In Mack v. Equable Ascent Financial, L.L.C., the Fifth Circuit ruled the consumer’s suit was barred under the Fair Credit Reporting Act’s two-year statute of limitations.  Rejecting the plaintiff’s claim that the statute does not begin to run when the consumer discovers the facts that constitute the legal violation, the Court of Appeals held that the limitations period begins to run when a claimant discovers facts that give rise to the claim.

Plaintiff claimed that defendant obtained his credit reporting without a permissible purpose in violation of section 1681b of the FCRA.  In discovery, plaintiff admitted that his claims were based on a credit report he received in 2009 – more than two years before filing suit.  Nonetheless, he argued that “he did not become aware of the actual violation” of 1681b until April 2011, when he researched the FCRA, examined his credit report again, and as a result “discovered the violation.”

A claim under the FCRA must be brought in federal district court not later than “2 years after the date of discovery by the plaintiff of the violation that is the basis for such liability or 5 years from the date on which the cause of action arose, whichever is earlier.”  15 U.S.C. § 1681p (emphasis added).  The Fifth Circuit considered the 2003 amendment to section 1681p in rejecting the plaintiff’s claim that he could not have “discovered the violation until he researched the statute.”  According to the Court of Appeals, the “material difference” between the current and pre-2003 version of 1681p “is that the prior version did not contain a discovery rule for claims that did not involve misrepresentations whereas the current version contains a discovery rule for all claims.  Moreover, the plain language of the current version states that the relevant discovery is that of the violation that is the basis for liability.”

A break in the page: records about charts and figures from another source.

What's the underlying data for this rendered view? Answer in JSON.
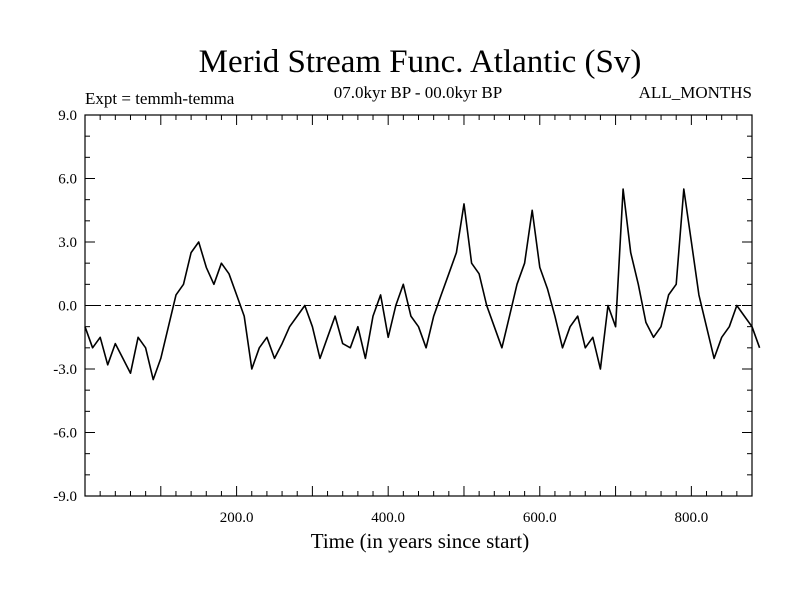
{
  "chart_data": {
    "type": "line",
    "title": "Merid Stream Func. Atlantic (Sv)",
    "subtitle_left": "Expt = temmh-temma",
    "subtitle_center": "07.0kyr BP - 00.0kyr BP",
    "subtitle_right": "ALL_MONTHS",
    "xlabel": "Time (in years since start)",
    "ylabel": "",
    "xlim": [
      0,
      880
    ],
    "ylim": [
      -9.0,
      9.0
    ],
    "x_ticks": [
      200.0,
      400.0,
      600.0,
      800.0
    ],
    "x_tick_labels": [
      "200.0",
      "400.0",
      "600.0",
      "800.0"
    ],
    "y_ticks": [
      -9.0,
      -6.0,
      -3.0,
      0.0,
      3.0,
      6.0,
      9.0
    ],
    "y_tick_labels": [
      "-9.0",
      "-6.0",
      "-3.0",
      "0.0",
      "3.0",
      "6.0",
      "9.0"
    ],
    "zero_line": true,
    "series": [
      {
        "name": "temmh-temma",
        "x_step": 10,
        "x_start": 0,
        "values": [
          -1.0,
          -2.0,
          -1.5,
          -2.8,
          -1.8,
          -2.5,
          -3.2,
          -1.5,
          -2.0,
          -3.5,
          -2.5,
          -1.0,
          0.5,
          1.0,
          2.5,
          3.0,
          1.8,
          1.0,
          2.0,
          1.5,
          0.5,
          -0.5,
          -3.0,
          -2.0,
          -1.5,
          -2.5,
          -1.8,
          -1.0,
          -0.5,
          0.0,
          -1.0,
          -2.5,
          -1.5,
          -0.5,
          -1.8,
          -2.0,
          -1.0,
          -2.5,
          -0.5,
          0.5,
          -1.5,
          0.0,
          1.0,
          -0.5,
          -1.0,
          -2.0,
          -0.5,
          0.5,
          1.5,
          2.5,
          4.8,
          2.0,
          1.5,
          0.0,
          -1.0,
          -2.0,
          -0.5,
          1.0,
          2.0,
          4.5,
          1.8,
          0.8,
          -0.5,
          -2.0,
          -1.0,
          -0.5,
          -2.0,
          -1.5,
          -3.0,
          0.0,
          -1.0,
          5.5,
          2.5,
          1.0,
          -0.8,
          -1.5,
          -1.0,
          0.5,
          1.0,
          5.5,
          3.0,
          0.5,
          -1.0,
          -2.5,
          -1.5,
          -1.0,
          0.0,
          -0.5,
          -1.0,
          -2.0
        ]
      }
    ],
    "line_color": "#000000"
  }
}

Based on its interpretation of the 2003 amendment to 1681p, the Fifth Circuit held that the limitations period began to run when the consumer “discovered” the defendant had obtained his credit reporting because these facts gave rise to his claim.  Moreover, the Court noted a ruling adopting the consumer’s interpretation of the FCRA’s statute of limitations “would indefinitely extend the limitations period.”  While the Court of Appeals claimed this interpretation was compatible with its previous decisions involving the FCRA’s statute of limitations, this is difficult to reconcile with its decision analogizing a FCRA violation to a claim for defamation where each re-publication of wrongful information constitutes a new tort.

Presently, there is a split among courts as to when the FCRA statute of limitations begins to run, in particular whether the submission of a new dispute to a credit bureau on the same issue can restart the two-year limitations period.  For example, some courts hold that each time a furnisher responds to an indirect dispute (i.e., submits an ACDV response), the statute starts to run from the time that the consumer discovers that the response is not correct – these courts interpret the language “the violation” in 1681p to mean each failure to conduct a reasonable investigation in response to a dispute, thus each re-report of inaccurate information is a separate violation.  Other courts have held that “the violation” means including something in the consumer’s credit file that is erroneous, so the statute cannot be triggered again and again over time.  These courts also adopt the equitable view, now the law in the Fifth Circuit, that allowing each response to an ACDV to start a new limitations period would indefinitely extend the limitations period and render it meaningless.  Going forward, consumer reporting agencies, furnishers, and users should be aware of this split over the application of the FCRA’s statute of limitations and pursue this affirmative defense where applicable.